You are not satisfied. You want Dee Dee and Salvador Dali to tell which one is the path to Wealth.

Unnecessary. You know which path is yours. That is the point. You know. You know because while paths are widely divergent, all readings of Pentacles (no matter by which name this suit is called: Coins, Oros or Diamonds) this is the suit of Money and all that implies.


Where is wealth?
The question returns over and over to this Dee Dee & Salvador Dali blog.

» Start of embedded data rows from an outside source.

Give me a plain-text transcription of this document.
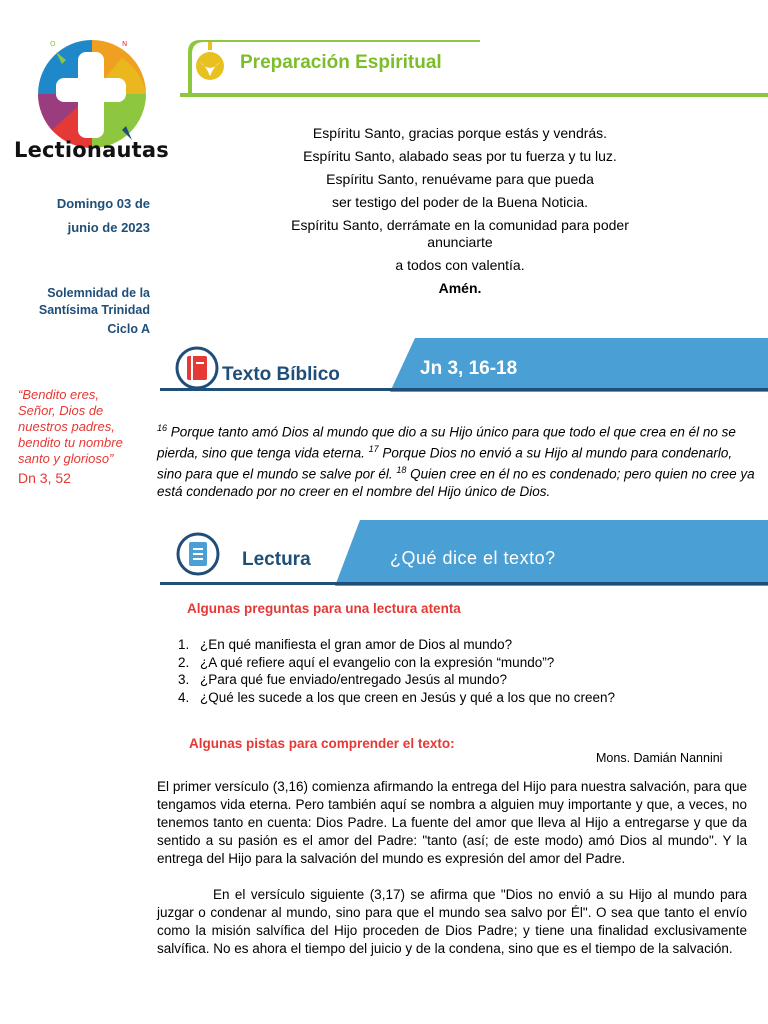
O	N
Lectionautas
Domingo 03 de
junio de 2023
Solemnidad de la
Santísima Trinidad
Ciclo A
“Bendito eres, Señor, Dios de nuestros padres, bendito tu nombre santo y glorioso”
Dn 3, 52
Preparación Espiritual
Espíritu Santo, gracias porque estás y vendrás.
Espíritu Santo, alabado seas por tu fuerza y tu luz.
Espíritu Santo, renuévame para que pueda
ser testigo del poder de la Buena Noticia.
Espíritu Santo, derrámate en la comunidad para poder anunciarte
a todos con valentía.
Amén.
Texto Bíblico	Jn 3, 16-18
$^{16}$ Porque tanto amó Dios al mundo que dio a su Hijo único para que todo el que crea en él no se pierda, sino que tenga vida eterna. $^{17}$ Porque Dios no envió a su Hijo al mundo para condenarlo, sino para que el mundo se salve por él. $^{18}$ Quien cree en él no es condenado; pero quien no cree ya está condenado por no creer en el nombre del Hijo único de Dios.
Lectura	¿Qué dice el texto?
Algunas preguntas para una lectura atenta
1. ¿En qué manifiesta el gran amor de Dios al mundo?
2. ¿A qué refiere aquí el evangelio con la expresión “mundo”?
3. ¿Para qué fue enviado/entregado Jesús al mundo?
4. ¿Qué les sucede a los que creen en Jesús y qué a los que no creen?
Algunas pistas para comprender el texto:
Mons. Damián Nannini
El primer versículo (3,16) comienza afirmando la entrega del Hijo para nuestra salvación, para que tengamos vida eterna. Pero también aquí se nombra a alguien muy importante y que, a veces, no tenemos tanto en cuenta: Dios Padre. La fuente del amor que lleva al Hijo a entregarse y que da sentido a su pasión es el amor del Padre: "tanto (así; de este modo) amó Dios al mundo". Y la entrega del Hijo para la salvación del mundo es expresión del amor del Padre.
En el versículo siguiente (3,17) se afirma que "Dios no envió a su Hijo al mundo para juzgar o condenar al mundo, sino para que el mundo sea salvo por Él". O sea que tanto el envío como la misión salvífica del Hijo proceden de Dios Padre; y tiene una finalidad exclusivamente salvífica. No es ahora el tiempo del juicio y de la condena, sino que es el tiempo de la salvación.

Here is something else, if you will not select which path: You can choose for yourself.

Where is wealth?


Did you know, when you Selected another card, that you can choose which path? Did you know when you rustled all 78 cards of Tarot Universal Dali back and forth through your hands, that you could choose? Did you know that when you selected the very seriously frightening
-- Cuatro de Espadas --

-- Four of Swords --
and then you spoke its connection to the Marquis de Sade.
Indeed.

Tarot Universal Dali delivers The Death of Marat -- Marat in a swoon instead of repose offered by the traditional decks. But it is more convoluted than that. Unlike David, who revered Marat as a martyr of the French Revolution, Magician Dali wends a snake from the revolutionary's hand, the hand that seemingly penned the page David filled in 1793 with words of largess and forgiveness.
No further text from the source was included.